Quand le président américain envoie de l'argent à un Anglais résidant en France...

Mon nouvel ami, Joe Biden
Joe Biden, image d'illustration Pixabay

Le président américain Joe Biden a lancé un plan de relance pour faire face à la crise du coronavirus. Son but étant de relancer la consommation, il a envoyé un chèque aux Américains. Jonathan Miller, Anglais résidant en France a également pu en bénéficier. Récit.

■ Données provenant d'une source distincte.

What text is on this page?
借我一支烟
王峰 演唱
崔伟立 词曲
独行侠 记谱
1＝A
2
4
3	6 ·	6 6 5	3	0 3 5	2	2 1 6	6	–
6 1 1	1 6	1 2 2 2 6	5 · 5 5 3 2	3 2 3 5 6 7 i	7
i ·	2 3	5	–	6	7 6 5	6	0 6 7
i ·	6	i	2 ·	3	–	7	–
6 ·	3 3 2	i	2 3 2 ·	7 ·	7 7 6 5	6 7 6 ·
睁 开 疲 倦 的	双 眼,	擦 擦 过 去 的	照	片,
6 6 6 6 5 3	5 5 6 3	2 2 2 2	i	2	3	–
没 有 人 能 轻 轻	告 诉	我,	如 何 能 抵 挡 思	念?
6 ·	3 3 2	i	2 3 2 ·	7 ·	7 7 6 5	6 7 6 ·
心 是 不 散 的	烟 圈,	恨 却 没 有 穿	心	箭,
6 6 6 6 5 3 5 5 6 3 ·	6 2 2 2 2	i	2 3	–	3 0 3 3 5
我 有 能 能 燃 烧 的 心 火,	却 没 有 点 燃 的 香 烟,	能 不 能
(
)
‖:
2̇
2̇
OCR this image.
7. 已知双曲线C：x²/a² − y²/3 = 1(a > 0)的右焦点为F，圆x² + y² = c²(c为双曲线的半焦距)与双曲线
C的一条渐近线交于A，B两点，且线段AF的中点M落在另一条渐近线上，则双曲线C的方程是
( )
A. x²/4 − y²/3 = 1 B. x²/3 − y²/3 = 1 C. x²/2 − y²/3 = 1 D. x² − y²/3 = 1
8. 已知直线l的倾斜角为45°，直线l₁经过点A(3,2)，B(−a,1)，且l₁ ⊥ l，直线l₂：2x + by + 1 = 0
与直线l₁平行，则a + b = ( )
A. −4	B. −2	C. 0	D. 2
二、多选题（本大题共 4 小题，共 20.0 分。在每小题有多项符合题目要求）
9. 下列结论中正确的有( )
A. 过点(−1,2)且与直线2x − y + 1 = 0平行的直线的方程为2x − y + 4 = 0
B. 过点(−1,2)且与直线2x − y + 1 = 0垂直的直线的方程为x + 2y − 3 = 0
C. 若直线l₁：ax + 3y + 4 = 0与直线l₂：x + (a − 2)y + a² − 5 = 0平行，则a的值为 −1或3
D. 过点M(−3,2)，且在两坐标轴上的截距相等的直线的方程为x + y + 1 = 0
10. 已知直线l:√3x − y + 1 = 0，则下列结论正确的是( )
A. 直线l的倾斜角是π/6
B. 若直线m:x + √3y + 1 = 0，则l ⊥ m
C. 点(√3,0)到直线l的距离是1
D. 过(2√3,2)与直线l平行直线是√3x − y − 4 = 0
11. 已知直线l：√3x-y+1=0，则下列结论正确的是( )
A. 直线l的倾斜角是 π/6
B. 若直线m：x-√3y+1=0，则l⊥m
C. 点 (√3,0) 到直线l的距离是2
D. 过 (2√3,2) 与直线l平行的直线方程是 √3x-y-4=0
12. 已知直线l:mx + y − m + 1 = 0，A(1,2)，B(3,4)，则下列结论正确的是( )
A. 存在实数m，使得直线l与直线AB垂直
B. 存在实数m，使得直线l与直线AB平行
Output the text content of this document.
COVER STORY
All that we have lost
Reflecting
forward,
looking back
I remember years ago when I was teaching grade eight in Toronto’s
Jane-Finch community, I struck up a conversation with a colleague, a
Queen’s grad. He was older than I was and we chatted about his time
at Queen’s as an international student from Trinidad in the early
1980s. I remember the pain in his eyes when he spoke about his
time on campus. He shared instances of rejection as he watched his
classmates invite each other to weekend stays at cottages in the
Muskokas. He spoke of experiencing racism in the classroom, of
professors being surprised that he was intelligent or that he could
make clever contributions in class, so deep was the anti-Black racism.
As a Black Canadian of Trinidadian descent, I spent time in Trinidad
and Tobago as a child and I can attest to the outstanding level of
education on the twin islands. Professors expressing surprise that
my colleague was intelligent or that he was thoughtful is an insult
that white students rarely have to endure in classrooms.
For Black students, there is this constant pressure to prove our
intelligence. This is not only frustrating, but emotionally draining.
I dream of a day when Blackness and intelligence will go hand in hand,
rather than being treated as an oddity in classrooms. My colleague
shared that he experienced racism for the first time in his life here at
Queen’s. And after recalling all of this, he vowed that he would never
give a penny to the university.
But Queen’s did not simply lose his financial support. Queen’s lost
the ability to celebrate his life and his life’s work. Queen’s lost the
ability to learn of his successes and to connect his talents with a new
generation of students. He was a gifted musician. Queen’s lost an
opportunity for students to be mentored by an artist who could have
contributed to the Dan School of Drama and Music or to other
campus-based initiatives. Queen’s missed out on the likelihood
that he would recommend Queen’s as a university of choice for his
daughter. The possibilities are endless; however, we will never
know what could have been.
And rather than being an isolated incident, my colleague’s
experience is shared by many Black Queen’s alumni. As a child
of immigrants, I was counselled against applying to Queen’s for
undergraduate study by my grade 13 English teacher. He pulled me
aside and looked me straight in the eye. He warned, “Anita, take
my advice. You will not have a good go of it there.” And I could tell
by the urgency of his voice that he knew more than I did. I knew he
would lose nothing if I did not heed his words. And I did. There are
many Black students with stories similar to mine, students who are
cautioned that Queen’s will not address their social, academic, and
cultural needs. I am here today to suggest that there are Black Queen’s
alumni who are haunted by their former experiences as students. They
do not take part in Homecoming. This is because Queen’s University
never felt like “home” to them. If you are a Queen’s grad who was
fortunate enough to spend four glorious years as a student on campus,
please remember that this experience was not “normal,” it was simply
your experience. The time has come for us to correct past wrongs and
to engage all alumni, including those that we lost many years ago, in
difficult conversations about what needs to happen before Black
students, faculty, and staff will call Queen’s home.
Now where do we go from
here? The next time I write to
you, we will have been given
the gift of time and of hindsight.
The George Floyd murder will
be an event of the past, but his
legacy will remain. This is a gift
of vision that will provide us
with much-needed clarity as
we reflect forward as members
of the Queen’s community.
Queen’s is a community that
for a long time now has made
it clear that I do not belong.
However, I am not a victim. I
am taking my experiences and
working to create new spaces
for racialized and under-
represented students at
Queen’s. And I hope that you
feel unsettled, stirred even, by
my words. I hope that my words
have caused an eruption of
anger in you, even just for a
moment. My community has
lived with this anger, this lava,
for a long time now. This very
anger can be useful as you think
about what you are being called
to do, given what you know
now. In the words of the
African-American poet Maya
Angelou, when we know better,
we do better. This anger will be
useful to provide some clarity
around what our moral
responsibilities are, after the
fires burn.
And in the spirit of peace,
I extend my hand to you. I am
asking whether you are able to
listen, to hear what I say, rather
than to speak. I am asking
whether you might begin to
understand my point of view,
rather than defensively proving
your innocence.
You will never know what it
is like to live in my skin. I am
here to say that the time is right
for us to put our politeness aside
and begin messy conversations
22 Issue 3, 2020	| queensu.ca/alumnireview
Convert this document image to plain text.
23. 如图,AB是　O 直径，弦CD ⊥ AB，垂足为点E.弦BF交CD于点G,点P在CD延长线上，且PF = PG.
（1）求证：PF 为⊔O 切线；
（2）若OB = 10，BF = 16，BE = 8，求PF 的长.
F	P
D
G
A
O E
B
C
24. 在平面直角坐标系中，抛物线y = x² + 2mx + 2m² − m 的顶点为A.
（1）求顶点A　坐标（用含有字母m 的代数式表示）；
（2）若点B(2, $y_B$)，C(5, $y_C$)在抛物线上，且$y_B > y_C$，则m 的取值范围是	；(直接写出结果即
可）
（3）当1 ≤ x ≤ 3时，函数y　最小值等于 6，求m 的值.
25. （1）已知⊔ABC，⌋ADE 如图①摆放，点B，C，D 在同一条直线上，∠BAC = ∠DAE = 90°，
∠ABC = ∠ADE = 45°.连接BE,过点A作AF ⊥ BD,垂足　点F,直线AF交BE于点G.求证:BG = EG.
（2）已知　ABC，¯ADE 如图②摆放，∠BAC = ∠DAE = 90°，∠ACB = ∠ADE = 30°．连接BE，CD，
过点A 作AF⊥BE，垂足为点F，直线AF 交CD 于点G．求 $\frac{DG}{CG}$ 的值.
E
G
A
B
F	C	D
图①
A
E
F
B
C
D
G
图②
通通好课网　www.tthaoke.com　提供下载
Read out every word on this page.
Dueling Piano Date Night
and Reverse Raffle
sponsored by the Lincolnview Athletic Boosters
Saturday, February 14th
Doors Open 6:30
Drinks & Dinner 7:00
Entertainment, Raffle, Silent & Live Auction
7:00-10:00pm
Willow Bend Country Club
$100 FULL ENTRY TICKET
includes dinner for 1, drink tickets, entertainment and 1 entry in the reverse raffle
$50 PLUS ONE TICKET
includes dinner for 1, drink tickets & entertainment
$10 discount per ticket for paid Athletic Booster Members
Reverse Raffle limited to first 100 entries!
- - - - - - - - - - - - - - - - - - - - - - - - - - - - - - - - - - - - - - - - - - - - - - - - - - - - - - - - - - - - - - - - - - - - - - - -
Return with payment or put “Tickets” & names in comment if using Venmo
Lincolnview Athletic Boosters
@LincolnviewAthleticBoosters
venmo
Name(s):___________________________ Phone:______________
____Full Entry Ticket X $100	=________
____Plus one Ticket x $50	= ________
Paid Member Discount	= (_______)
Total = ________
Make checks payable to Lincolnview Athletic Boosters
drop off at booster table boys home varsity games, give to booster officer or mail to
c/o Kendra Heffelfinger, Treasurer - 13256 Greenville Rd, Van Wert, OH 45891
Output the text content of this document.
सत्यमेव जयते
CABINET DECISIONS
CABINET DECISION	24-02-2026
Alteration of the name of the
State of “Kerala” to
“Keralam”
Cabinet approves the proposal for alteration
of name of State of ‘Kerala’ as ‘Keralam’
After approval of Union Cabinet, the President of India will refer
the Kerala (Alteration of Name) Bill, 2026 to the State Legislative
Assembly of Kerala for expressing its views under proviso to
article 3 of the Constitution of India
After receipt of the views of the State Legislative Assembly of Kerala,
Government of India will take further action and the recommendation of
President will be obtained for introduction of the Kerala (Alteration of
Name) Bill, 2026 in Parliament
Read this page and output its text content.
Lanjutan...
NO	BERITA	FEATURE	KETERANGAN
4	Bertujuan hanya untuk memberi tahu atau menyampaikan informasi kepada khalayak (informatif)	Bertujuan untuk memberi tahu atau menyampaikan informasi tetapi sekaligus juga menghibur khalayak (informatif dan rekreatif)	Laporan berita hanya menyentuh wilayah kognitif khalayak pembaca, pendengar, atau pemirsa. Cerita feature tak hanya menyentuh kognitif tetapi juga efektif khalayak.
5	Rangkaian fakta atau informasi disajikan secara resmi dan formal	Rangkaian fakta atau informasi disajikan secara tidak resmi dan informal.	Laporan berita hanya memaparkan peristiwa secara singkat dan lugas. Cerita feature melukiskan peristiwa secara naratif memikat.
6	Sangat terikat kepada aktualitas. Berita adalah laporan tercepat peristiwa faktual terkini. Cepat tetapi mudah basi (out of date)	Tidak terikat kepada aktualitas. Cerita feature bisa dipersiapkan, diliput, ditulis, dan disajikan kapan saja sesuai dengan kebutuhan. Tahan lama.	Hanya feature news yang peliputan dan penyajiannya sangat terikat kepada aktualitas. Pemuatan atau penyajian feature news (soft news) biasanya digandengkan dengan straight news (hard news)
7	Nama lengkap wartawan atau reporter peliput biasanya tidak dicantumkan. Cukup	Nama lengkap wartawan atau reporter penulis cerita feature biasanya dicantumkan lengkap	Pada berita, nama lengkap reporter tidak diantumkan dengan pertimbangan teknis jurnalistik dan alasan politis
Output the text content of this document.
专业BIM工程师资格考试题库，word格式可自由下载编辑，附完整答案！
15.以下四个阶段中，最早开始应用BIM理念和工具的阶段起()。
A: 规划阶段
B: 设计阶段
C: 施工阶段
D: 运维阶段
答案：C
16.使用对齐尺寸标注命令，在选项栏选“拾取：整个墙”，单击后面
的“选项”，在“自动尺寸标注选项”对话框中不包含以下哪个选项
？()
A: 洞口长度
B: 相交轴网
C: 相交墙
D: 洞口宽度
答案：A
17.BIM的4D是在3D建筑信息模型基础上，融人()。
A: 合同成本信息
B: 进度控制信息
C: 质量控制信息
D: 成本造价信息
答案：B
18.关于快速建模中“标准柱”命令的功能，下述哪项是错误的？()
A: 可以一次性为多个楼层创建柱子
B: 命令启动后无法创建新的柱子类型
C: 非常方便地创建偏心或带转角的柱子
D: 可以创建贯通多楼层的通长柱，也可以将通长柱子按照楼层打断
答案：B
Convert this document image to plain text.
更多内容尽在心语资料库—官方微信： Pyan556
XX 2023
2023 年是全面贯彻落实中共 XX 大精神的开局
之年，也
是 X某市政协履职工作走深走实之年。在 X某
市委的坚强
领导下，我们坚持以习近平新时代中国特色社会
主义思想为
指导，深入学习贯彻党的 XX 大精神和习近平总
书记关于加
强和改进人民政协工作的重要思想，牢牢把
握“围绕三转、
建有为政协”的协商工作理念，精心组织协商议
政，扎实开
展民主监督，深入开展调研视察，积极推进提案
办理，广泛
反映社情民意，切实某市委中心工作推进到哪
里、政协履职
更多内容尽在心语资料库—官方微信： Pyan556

Résidant dans le Sud de la France, je viens de recevoir une lettre de la part Joe Biden. Cela n’arrive pas tous les jours. En plus, dans l’enveloppe, il y avait un chèque, fait à mon nom, au montant de 1 400 $. J’étais comblé. Mais pourquoi tant de générosité ?

Une lettre présidentielle

La lettre portait un en-tête impressionnant : « La Maison Blanche, Washington. » Elle était datée du 22 avril mais, manifestement, il avait fallu du temps avant qu’elle n’arrive dans ma boîte aux lettres en raison d’une certaine confusion présidentielle concernant mon adresse actuelle. Les premiers mots donnent le ton : « Cher compatriote américain. » Je ne suis pas un citoyen des États-Unis. Il est vrai que j’y ai travaillé à une époque en payant des cotisations de sécurité sociale, et c’est cela qui, apparemment, m’aurait donné le droit de bénéficier de la générosité du président. « Je suis heureux de vous informer, poursuit-il, qu’en raison du plan de relance américain, un paiement direct vous a été versé. » Ayant capté toute mon attention, Joe, mon nouveau meilleur ami, continue : « Nous venons de traverser une période difficile… des jours plus radieux sont à venir… la relance économique est enclenchée… nos enfants retourneront à l’école. » Le président Biden conclut : « Je crois sincèrement qu’il n’y a rien que nous ne puissions faire en tant que nation, pourvu que nous le fassions ensemble. » Ce n’est peut-être pas rooseveltien, mais c’est adéquat. Tout le texte est répété en espagnol au verso de la page.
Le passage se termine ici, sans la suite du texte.